On 24 November, the European Parliament adopted a Joint Motion for Resolution calling for downlisting wolves’ protection status under the Bern Convention and threatening the continuous protection of large carnivores. These statements ignore scientific evidence and best practices demonstrating that coexistence is the solution.

The vote on the Joint Motion for Resolution on the protection of livestock farming and large carnivores in Europe took place on 24 November. The Resolution has been adopted with highly concerning amendments, calling for the conservation status of wolves under the Bern Convention to be downlisted and mentioning that flexibilities under the Habitats Directive should be explored further. We note that the Resolution does not call the European Commission to downgrade the protection status of wolves under the Habitats Directive from strict protection in Annex IV to protected in Annex V. However, it calls on the Commission to assess populations so that their protection status in particular regions can be adapted as soon as they reach a favourable conservation status. 
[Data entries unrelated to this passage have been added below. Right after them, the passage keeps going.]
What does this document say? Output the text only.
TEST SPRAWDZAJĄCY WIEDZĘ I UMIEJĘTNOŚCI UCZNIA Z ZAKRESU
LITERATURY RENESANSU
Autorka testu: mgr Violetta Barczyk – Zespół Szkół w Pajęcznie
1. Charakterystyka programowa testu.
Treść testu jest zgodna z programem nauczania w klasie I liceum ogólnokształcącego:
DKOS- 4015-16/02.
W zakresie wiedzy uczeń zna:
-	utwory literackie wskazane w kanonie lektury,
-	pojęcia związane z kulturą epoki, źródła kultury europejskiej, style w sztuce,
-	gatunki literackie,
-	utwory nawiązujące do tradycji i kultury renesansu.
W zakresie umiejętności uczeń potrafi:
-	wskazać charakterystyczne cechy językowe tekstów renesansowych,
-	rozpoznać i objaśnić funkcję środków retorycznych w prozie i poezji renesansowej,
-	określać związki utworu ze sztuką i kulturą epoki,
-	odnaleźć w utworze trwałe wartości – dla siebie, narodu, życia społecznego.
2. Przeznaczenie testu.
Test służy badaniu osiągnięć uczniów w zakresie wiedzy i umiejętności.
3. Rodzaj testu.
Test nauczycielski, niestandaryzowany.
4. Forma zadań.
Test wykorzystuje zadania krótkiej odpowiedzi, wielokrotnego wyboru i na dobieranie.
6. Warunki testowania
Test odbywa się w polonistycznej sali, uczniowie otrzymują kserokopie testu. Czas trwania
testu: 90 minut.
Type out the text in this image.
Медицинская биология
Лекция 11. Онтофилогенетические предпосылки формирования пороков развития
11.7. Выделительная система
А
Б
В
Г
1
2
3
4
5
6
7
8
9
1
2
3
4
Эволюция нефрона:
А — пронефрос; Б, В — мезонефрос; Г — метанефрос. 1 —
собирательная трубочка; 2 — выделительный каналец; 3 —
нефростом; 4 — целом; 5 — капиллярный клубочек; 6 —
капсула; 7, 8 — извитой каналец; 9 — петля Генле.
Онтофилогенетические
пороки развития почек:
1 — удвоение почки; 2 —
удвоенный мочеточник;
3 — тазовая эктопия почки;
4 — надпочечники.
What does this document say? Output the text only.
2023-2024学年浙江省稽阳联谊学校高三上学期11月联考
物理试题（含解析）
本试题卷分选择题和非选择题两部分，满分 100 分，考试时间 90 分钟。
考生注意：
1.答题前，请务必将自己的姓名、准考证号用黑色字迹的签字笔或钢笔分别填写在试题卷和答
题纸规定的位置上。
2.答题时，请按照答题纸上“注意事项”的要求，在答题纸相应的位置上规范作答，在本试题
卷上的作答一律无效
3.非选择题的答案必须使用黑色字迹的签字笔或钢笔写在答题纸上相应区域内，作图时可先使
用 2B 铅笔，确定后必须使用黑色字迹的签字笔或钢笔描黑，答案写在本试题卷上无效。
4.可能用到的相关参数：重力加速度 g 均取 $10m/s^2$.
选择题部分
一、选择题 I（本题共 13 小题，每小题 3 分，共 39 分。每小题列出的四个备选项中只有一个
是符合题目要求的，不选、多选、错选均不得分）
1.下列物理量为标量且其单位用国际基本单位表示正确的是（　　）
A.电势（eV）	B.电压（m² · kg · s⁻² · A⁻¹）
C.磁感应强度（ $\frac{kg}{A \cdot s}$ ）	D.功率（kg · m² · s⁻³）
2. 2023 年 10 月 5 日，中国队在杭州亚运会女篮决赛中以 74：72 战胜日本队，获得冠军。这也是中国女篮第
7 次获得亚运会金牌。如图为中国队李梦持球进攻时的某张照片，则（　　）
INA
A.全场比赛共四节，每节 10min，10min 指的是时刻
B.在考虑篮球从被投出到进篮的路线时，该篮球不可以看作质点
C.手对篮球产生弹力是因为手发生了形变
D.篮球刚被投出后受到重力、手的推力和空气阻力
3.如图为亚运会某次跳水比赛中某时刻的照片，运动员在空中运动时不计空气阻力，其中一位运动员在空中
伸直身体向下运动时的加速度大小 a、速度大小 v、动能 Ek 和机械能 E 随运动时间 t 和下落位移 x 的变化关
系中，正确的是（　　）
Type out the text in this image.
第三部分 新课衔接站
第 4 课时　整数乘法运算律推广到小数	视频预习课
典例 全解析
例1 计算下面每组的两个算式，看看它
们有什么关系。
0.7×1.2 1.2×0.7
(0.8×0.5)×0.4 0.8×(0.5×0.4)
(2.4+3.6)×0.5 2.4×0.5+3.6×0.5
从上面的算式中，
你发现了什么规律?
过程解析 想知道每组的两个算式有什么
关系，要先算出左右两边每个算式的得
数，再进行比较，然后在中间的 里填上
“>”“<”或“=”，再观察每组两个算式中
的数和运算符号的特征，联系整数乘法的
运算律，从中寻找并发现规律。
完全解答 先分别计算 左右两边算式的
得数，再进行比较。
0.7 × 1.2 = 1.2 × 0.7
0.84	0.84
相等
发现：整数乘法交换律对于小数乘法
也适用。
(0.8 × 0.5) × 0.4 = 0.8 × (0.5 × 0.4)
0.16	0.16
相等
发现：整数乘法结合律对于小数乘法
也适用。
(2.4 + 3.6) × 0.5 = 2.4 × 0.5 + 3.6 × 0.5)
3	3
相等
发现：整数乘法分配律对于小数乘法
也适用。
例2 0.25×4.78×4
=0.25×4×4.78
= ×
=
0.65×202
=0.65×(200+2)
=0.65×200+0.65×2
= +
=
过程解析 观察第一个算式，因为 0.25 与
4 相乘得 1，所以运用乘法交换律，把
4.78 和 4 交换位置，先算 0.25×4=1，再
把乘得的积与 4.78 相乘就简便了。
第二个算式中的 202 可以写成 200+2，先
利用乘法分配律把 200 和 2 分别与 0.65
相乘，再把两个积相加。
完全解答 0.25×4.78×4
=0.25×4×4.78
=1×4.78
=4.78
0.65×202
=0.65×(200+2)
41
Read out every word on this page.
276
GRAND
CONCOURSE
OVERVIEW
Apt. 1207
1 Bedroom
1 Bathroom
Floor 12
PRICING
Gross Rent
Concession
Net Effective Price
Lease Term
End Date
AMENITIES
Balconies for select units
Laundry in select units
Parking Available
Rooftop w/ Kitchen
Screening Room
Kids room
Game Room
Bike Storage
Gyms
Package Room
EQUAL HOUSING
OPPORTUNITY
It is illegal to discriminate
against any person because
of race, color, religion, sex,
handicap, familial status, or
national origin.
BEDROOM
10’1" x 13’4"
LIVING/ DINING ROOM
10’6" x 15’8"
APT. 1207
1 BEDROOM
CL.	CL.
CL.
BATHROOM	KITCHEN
These calls, if implemented, would put wolves, large carnivores and other vulnerable species in the EU at high risk. Indeed, these statements ignore the threats on the survival of these species even when their populations increase to satisfactory levels. Downgrading protection of large carnivores has only one objective: generalise culling. However, we know it does not work! Reduction of livestock depredation has been successful thanks to preventive measures such as fencing and guarding dogs, not by killing emblematic species vital to healthy ecosystems. In addition, six out of nine wolf populations in Europe are still vulnerable or near threatened, favourable conservation status has not been reached in six out of 7 EU biogeographical regions.

We ask the European Commission not to implement the problematic measures suggested by the Resolution, and to continue protecting wild animals, including large carnivores, listed under the Habitats Directive for strict protection by promoting coexistence, the only viable solution. This is in line with the results of the European Commission Fitness Check evaluation of the Birds and Habitats Directives that concluded both Directives are sufficient and fit for purpose to achieve the objectives. We also welcome the calls of the Resolution to strengthen funding for preventive measures.

and yesterday …………………………….

Joint Motion for Resolution on wolves and large carnivores will be voted by the European Parliament this Thursday 24 November in the November Plenary session in Strasbourg

23 November 2022

This resulted from campaigns seeking to downgrade legal protection for wolves and large carnivores, and use culling as a strategy to prevent livestock depredation.

The Habitats Directive provides for the strict protection of large carnivores including wolves and provides sufficient flexibility. The European Commission reiterated that the Directive is fit for purpose. Efforts led by the EU and Member States to protect wolf populations are successful and led to an increase in the number of individuals. This is a positive trend since wolves are essential species in keeping their ecosystems healthy and play a key role in maintaining biodiversity in the EU. This conservation success on some populations should be celebrated as an encouraging sign of recovery. Importantly, wolves must still face a number of threats and still need to be protected. Hundreds of wolves are currently killed each year in the EU although some populations are considered as vulnerable and nearly threatened. 

As the European Commission clarified several times, the strategy for wolves and large carnivores management should focus on coexistence measures. Mitigation strategies have proven to be more effective to protect biodiversity, livestock and farmers. For instance, in France and Sweden, the number of attacks is decreasing despite the increasing number of wolves, partly thanks to fencing and other preventive measures. Besides an improved access to such measures such as fencing and guarding dogs, appropriate compensation schemes should be in place across the EU in a view to achieve coexistence. 

We therefore call on MEPs to ensure that the Joint Motion for Resolution does not undermine the conservation and protection of large carnivores, including wolves.